Article Credit: Ekhart Yoga - Emma Newlyn
The third of Patanjali’s Niyamas is ‘Tapas’, which often translates traditionally as ‘austerity’ or ‘discipline’. The word Tapas is derived from the root Sanskrit verb ‘tap’ which means ‘to burn’, and evokes a sense of ‘fiery discipline' or ‘passion’. In this sense, Tapas can mean cultivating a sense of self-discipline, passion, and courage in order to burn away ‘impurities’ physically, mentally, and emotionally, and paving the way to our true greatness.
Tapas doesn’t have to mean being solemn and serious though, this fieriness is what gets our heart pumping, heightens our desire for personal growth, and reminds us of how much we love our yoga practice! Just as with all aspects of the Sutras though, Tapas has relevance both on and off the yoga mat….
Explore Patanjali’s Yamas and the other limbs in our guided online program:’The Eight Limbs of Yoga‘
Tapas On The Mat
First of all, ‘discipline’ doesn’t strictly mean pushing ourselves harder in a physical sense. Sometimes just actually making the time to get on the mat and meditate, or practice for 10 minutes every day is difficult enough! For some, Tapas will mean making time to be still and observing the mind, and for others, it’ll mean working on strength and practicing that arm balance we’ve been putting off.
Tapas is an aspect of inner wisdom that encourages us to practice even when we don’t feel like it, even though we know how good it makes us feel! It’s that fiery passion that makes us get up and do our practice for the love of it, and by committing to this, the impurities are ‘burned’ away. Making the decision to go to bed a little earlier so you can wake up early to practice is Tapas; not drinking too much or eating unhealthy foods because you want to feel good in your practice is Tapas; and the way you feel after an intense yoga class, a blissful Savasana and deep meditation? That’s Tapas too – ‘burning’ away the negative thought patterns and habits we often fall into.
Cultivating a sense of Tapas in our physical practice could mean trying poses we usually avoid or find difficult, or leaning mindfully into our edge within a tough asana. Realizing that it does take time to get into a more ‘advanced’ version of a pose doesn’t have to be discouraging at all; having the discipline to practice consistently and the humility to admit when we’re not perfect are both essential to reaping the rewards that ‘discipline’ has to offer.
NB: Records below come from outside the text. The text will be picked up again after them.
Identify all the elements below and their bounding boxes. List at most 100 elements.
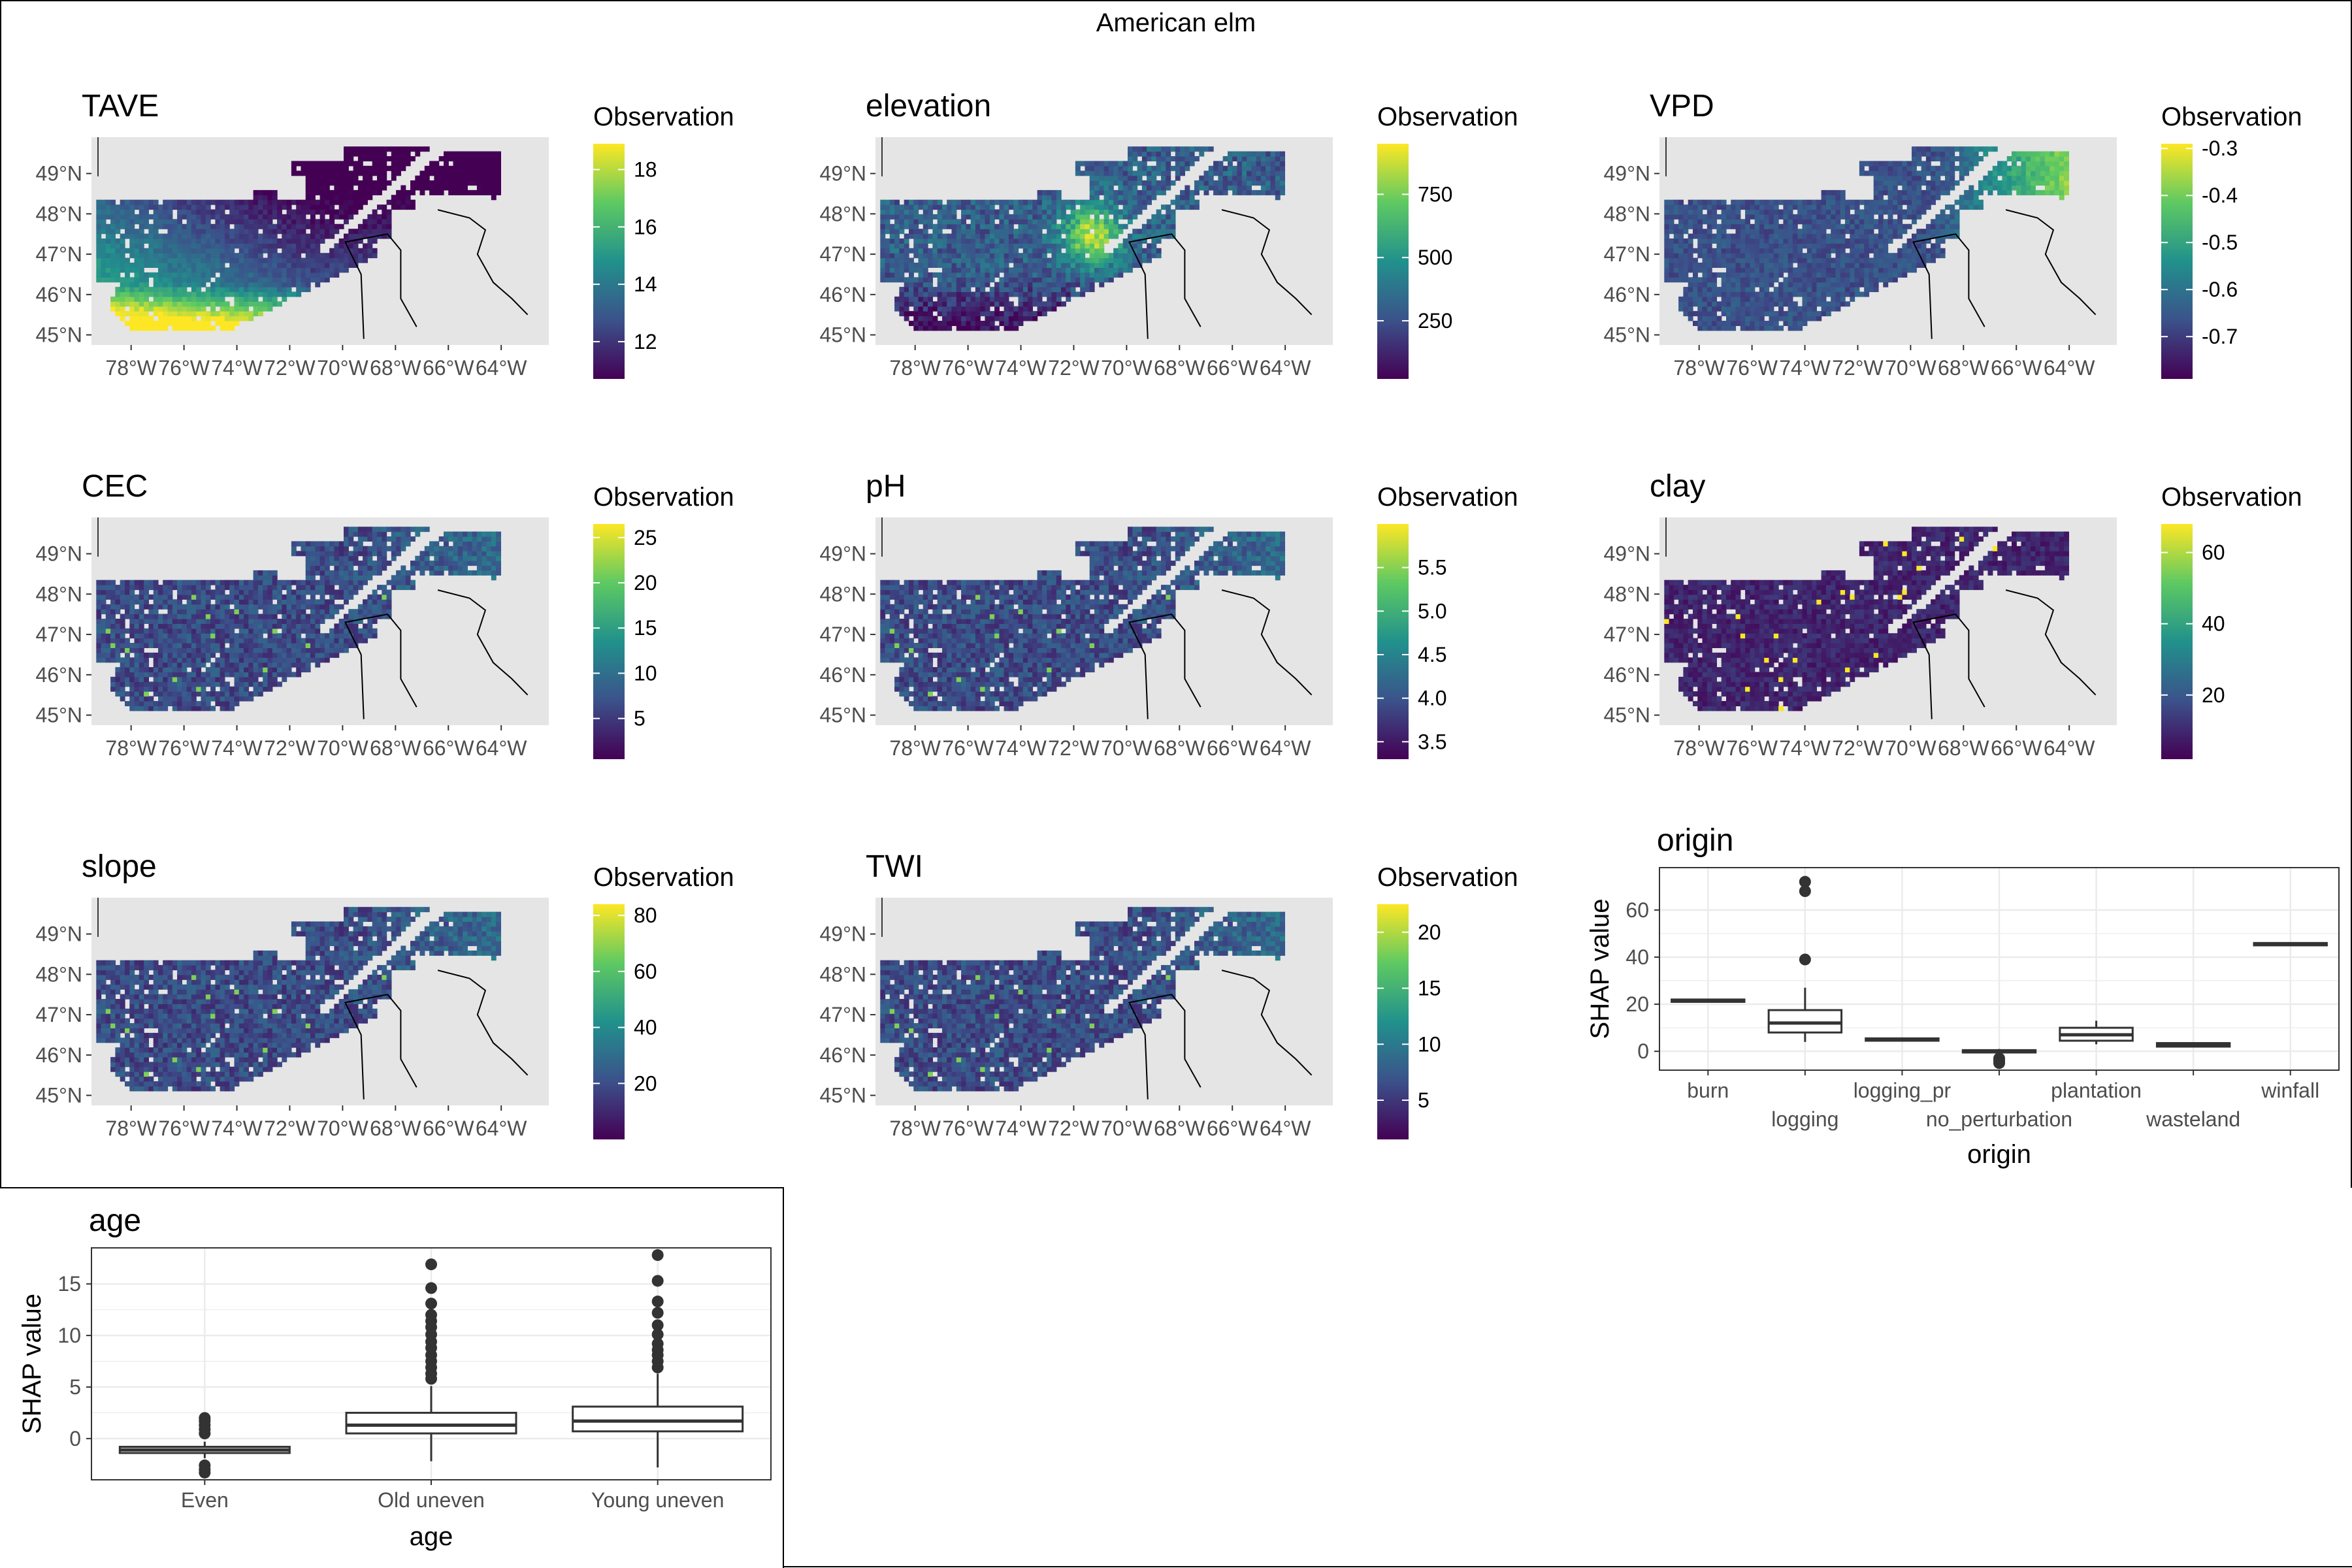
raster-cell — [1022, 253, 1028, 259]
raster-cell — [220, 306, 225, 312]
raster-cell — [1066, 291, 1071, 297]
raster-cell — [899, 277, 905, 283]
raster-cell — [476, 156, 482, 161]
raster-cell — [267, 267, 273, 273]
raster-cell — [1232, 175, 1238, 181]
raster-cell — [1028, 204, 1033, 210]
raster-cell — [1693, 263, 1698, 268]
raster-cell — [267, 195, 273, 201]
raster-cell — [1688, 219, 1693, 225]
raster-cell — [244, 306, 249, 312]
raster-cell — [334, 243, 340, 249]
raster-cell — [334, 209, 340, 215]
raster-cell — [1018, 229, 1024, 235]
raster-cell — [367, 156, 373, 161]
raster-cell — [125, 321, 130, 326]
raster-cell — [177, 253, 182, 259]
raster-cell — [1735, 243, 1741, 249]
raster-cell — [1921, 248, 1927, 253]
raster-cell — [172, 282, 178, 287]
raster-cell — [372, 214, 378, 220]
raster-cell — [234, 311, 240, 317]
raster-cell — [1873, 223, 1879, 229]
raster-cell — [899, 306, 905, 312]
raster-cell — [1945, 171, 1950, 176]
raster-cell — [1778, 214, 1784, 220]
raster-cell — [1066, 263, 1071, 268]
raster-cell — [1056, 189, 1062, 195]
raster-cell — [1754, 311, 1760, 317]
raster-cell — [238, 219, 244, 225]
x-tick-label: 70°W — [1101, 356, 1152, 380]
raster-cell — [163, 311, 169, 317]
raster-cell — [1275, 161, 1281, 167]
raster-cell — [1004, 321, 1009, 326]
raster-cell — [229, 291, 235, 297]
raster-cell — [1892, 257, 1898, 263]
raster-cell — [353, 229, 359, 235]
raster-cell — [348, 175, 354, 181]
raster-cell — [923, 233, 928, 239]
raster-cell — [1835, 267, 1841, 273]
raster-cell — [101, 589, 106, 595]
raster-cell — [1740, 204, 1746, 210]
raster-cell — [357, 195, 363, 201]
raster-cell — [405, 151, 411, 157]
raster-cell — [1184, 165, 1190, 171]
raster-cell — [1228, 175, 1233, 181]
raster-cell — [951, 263, 957, 268]
raster-cell — [1156, 171, 1162, 176]
raster-cell — [961, 204, 966, 210]
raster-cell — [1940, 180, 1946, 186]
raster-cell — [144, 248, 149, 253]
raster-cell — [405, 199, 411, 205]
raster-cell — [880, 204, 886, 210]
raster-cell — [2054, 151, 2060, 157]
raster-cell — [277, 243, 282, 249]
raster-cell — [1707, 311, 1712, 317]
raster-cell — [110, 613, 116, 619]
raster-cell — [1764, 311, 1770, 317]
raster-cell — [1940, 171, 1946, 176]
raster-cell — [1854, 253, 1860, 259]
raster-cell — [324, 165, 330, 171]
raster-cell — [191, 282, 197, 287]
raster-cell — [1013, 243, 1019, 249]
raster-cell — [2064, 151, 2069, 157]
raster-cell — [105, 199, 111, 205]
raster-cell — [196, 253, 202, 259]
raster-cell — [120, 691, 125, 697]
raster-cell — [1902, 223, 1908, 229]
raster-cell — [224, 214, 230, 220]
raster-cell — [1740, 253, 1746, 259]
raster-cell — [496, 151, 501, 157]
raster-cell — [1213, 165, 1218, 171]
raster-cell — [1935, 151, 1941, 157]
raster-cell — [1018, 272, 1024, 278]
raster-cell — [201, 325, 206, 331]
raster-cell — [1850, 267, 1855, 273]
raster-cell — [889, 199, 895, 205]
raster-cell — [410, 204, 416, 210]
raster-cell — [1731, 316, 1737, 321]
raster-cell — [961, 277, 966, 283]
raster-cell — [1921, 199, 1927, 205]
raster-cell — [410, 199, 416, 205]
raster-cell — [928, 248, 933, 253]
raster-cell — [880, 233, 886, 239]
raster-cell — [129, 287, 135, 293]
raster-cell — [1921, 229, 1927, 235]
raster-cell — [1802, 204, 1808, 210]
raster-cell — [1788, 277, 1793, 283]
raster-cell — [267, 257, 273, 263]
raster-cell — [282, 229, 287, 235]
raster-cell — [257, 243, 263, 249]
raster-cell — [937, 204, 943, 210]
raster-cell — [1840, 277, 1846, 283]
raster-cell — [999, 321, 1005, 326]
raster-cell — [1013, 219, 1019, 225]
raster-cell — [1118, 165, 1124, 171]
raster-cell — [1707, 306, 1712, 312]
raster-cell — [301, 263, 306, 268]
raster-cell — [1745, 316, 1750, 321]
As Pattabhi Jois famously said; ‘Practice and all is coming’….
Taking Tapas Off The Yoga Mat
The discipline we learn on the mat is a fantastic lesson to take off the mat and into our everyday lives. When we breathe through challenging situations in a yoga practice, such as a difficult balancing pose, or when we find the strength to lift up into an arm balance we previously thought was ‘impossible’, we can take these lessons with us and learn to be strong when facing challenging life situations.
"Having the courage NOT to listen to the voices in our head that tell us we’re ‘not strong enough’ or ‘not good enough’ to attempt a more demanding pose or go for that new job opportunity is also an element of Tapas that ‘burns’ away those ‘impure’ thoughts, and leads to more self-trust and inner strength."
Igniting The Inner Fire
Working with core strength is a surefire way to tap into that sense of ‘fieriness’ stoking the ‘Agni’ or inner fire. The core is where our Manipura Chakra lies, and this energy center governs our sense of self-confidence, inner strength, willpower, and self-discipline.
The element of fire – which both the Manipura Chakra and Tapas link to – is also the element of ‘transformation’, and we can see this for ourselves as we take on those challenges we’re faced with. Transformation generally happens when we allow change to happen; stepping outside of our comfort zone and practicing poses we’re not confident with or maybe a little afraid of is when we begin to grow and learn about ourselves. If things are too easy all the time, we don’t tend to learn the life lessons we need to make us stronger and more rounded people.
Traveling a bumpy road is well worth it when you eventually find a place of peace and freedom. The lessons we learn from facing challenges and fears are the ones that tend to have the biggest positive impact on us.
When we work with the element of Tapas, it’s important to make sure we’re acting from a place of positivity and love, and not from fear. When we push ourselves a little further, we should do it not because our ego tells us to, but because we really truly feel we can go just that little bit further.